Właśnie w tym momencie Londyn przypomina, że jest jednym z najdroższych miast świata i że wszyscy chcą tu żyć i pracować. Że mieszkanie z balkonem na szczycie mojego budynku zostało wystawione na sprzedaż za £750 000 i sprzedało się w miesiąc. To nie było bynajmniej mieszkanie ze snów. Że jeśli kiedykolwiek będę chciała mieć psa, bez obawy, że mój landlord będzie się na niego krzywo patrzył, to nie będzie to w tym mieście. Jeśli będę chciała mieć mieszkanie to raczej też nie będzie w tym mieście. A jeśli będę chciała posłać dziecko do takiej szkoły, w jakiej chciałabym je widzieć, to zapewne nie wypłacę się z czesnym.

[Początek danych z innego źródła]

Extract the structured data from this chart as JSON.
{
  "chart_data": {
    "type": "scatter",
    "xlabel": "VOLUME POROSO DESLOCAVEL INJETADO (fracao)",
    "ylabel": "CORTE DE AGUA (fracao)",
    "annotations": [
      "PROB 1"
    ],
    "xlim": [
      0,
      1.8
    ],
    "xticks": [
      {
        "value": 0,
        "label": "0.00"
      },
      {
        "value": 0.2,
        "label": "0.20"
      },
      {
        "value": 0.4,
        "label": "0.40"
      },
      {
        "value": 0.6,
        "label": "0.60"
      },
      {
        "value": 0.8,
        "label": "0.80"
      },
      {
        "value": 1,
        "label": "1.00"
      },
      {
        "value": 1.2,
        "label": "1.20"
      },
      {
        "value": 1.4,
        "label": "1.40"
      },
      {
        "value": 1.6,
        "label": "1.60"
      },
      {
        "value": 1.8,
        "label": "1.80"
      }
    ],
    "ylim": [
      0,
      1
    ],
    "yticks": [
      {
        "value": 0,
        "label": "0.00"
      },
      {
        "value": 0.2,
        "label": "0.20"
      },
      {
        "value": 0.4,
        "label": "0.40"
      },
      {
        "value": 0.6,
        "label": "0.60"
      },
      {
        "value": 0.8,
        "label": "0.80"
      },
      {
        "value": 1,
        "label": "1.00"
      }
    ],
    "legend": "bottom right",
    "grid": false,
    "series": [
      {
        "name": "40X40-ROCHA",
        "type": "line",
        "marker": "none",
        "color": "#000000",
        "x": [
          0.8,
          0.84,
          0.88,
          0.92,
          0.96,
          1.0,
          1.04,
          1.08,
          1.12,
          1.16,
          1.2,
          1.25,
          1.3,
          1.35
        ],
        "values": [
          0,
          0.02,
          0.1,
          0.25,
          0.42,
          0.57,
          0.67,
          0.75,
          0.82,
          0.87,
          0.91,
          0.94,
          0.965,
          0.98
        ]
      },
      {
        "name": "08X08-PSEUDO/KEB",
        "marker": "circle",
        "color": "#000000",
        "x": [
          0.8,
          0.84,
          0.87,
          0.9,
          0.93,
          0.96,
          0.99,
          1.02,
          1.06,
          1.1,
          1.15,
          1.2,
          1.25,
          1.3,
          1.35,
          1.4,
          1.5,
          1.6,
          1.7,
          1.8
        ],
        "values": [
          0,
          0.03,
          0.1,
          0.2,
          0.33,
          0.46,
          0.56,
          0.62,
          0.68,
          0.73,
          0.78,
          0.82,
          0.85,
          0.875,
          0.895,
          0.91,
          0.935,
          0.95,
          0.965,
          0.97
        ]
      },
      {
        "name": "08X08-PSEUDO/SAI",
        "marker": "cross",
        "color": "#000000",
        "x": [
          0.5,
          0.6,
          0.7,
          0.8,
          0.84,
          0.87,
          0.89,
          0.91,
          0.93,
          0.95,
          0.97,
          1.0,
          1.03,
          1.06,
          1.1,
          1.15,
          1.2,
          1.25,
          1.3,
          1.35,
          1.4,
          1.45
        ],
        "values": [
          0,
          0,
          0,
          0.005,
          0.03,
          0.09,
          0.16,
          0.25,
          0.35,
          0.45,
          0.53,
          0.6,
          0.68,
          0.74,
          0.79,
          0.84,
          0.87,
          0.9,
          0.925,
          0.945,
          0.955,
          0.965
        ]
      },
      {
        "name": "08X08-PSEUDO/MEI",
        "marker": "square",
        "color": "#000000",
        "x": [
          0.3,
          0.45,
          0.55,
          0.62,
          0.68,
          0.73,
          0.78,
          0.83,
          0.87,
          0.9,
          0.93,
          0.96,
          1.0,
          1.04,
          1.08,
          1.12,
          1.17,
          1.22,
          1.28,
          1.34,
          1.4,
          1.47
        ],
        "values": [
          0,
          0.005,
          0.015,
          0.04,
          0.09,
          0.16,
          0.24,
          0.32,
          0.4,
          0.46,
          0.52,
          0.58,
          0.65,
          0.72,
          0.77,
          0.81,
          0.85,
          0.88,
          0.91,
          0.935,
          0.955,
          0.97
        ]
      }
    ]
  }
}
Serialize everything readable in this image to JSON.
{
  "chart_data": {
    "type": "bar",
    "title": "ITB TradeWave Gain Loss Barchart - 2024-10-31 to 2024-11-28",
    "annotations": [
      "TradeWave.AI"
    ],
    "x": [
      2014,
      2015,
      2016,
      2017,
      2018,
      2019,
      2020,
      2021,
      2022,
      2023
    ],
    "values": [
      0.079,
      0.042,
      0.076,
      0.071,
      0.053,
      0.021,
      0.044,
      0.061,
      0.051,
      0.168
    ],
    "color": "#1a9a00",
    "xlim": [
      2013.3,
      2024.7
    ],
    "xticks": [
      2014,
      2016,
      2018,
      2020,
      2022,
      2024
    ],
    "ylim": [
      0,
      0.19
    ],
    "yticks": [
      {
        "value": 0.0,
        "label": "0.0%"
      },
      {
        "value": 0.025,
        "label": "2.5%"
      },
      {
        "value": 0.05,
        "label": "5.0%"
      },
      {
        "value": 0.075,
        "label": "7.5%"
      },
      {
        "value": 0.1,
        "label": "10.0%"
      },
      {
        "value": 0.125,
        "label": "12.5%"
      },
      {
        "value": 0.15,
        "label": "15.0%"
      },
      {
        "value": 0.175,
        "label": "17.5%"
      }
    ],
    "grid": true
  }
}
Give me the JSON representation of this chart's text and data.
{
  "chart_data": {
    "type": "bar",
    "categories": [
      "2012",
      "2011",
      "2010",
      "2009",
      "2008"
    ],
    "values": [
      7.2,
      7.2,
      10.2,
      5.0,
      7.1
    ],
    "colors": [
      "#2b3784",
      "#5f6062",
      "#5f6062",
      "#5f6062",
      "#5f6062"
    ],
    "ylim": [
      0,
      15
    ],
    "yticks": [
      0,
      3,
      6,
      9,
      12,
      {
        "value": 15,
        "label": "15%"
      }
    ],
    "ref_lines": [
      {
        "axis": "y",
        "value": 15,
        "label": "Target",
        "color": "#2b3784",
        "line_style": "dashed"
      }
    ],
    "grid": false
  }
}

Jestem teraz w kuriozalnej sytuacji, bo żyję wynajętym stylem życia. Jak długo akceptuję, że jest wynajęty i nie należy do mnie, tak długo mnie na niego stać. Jeśli zechcę mieć go na zawsze…To mogę sobie chcieć. Not going to happen, śmieje się miasto.
Oczywiście mogłabym wyprowadzić się dalej, daleko od centrum, zamieszkać na obrzeżach i dojeżdżać do pracy. Tyle, że taki Londyn mnie już nie pociąga. Staje się wielkim miastem podziemnych tuneli i straconego czasu. I nasza relacja zaczyna się zmieniać. Związek z Londynem jest wciąż szczęśliwy, wciąż jest między nami głębokie uczucie, ale nie będzie chyba szczęśliwego zakończenia. Poza tym mam już oko na inne miasto, mniej okrutne w kwestii szkół i szczeniąt. Znamy się od dawna, to stary przyjaciel, zimny i przystojny. Nigdy nie byliśmy razem, trochę się na siebie boczyliśmy, ale kto się czubi ten się lubi, no nie?
I właściwie cieszę się, że przede mną wciąż jeszcze następna przygoda.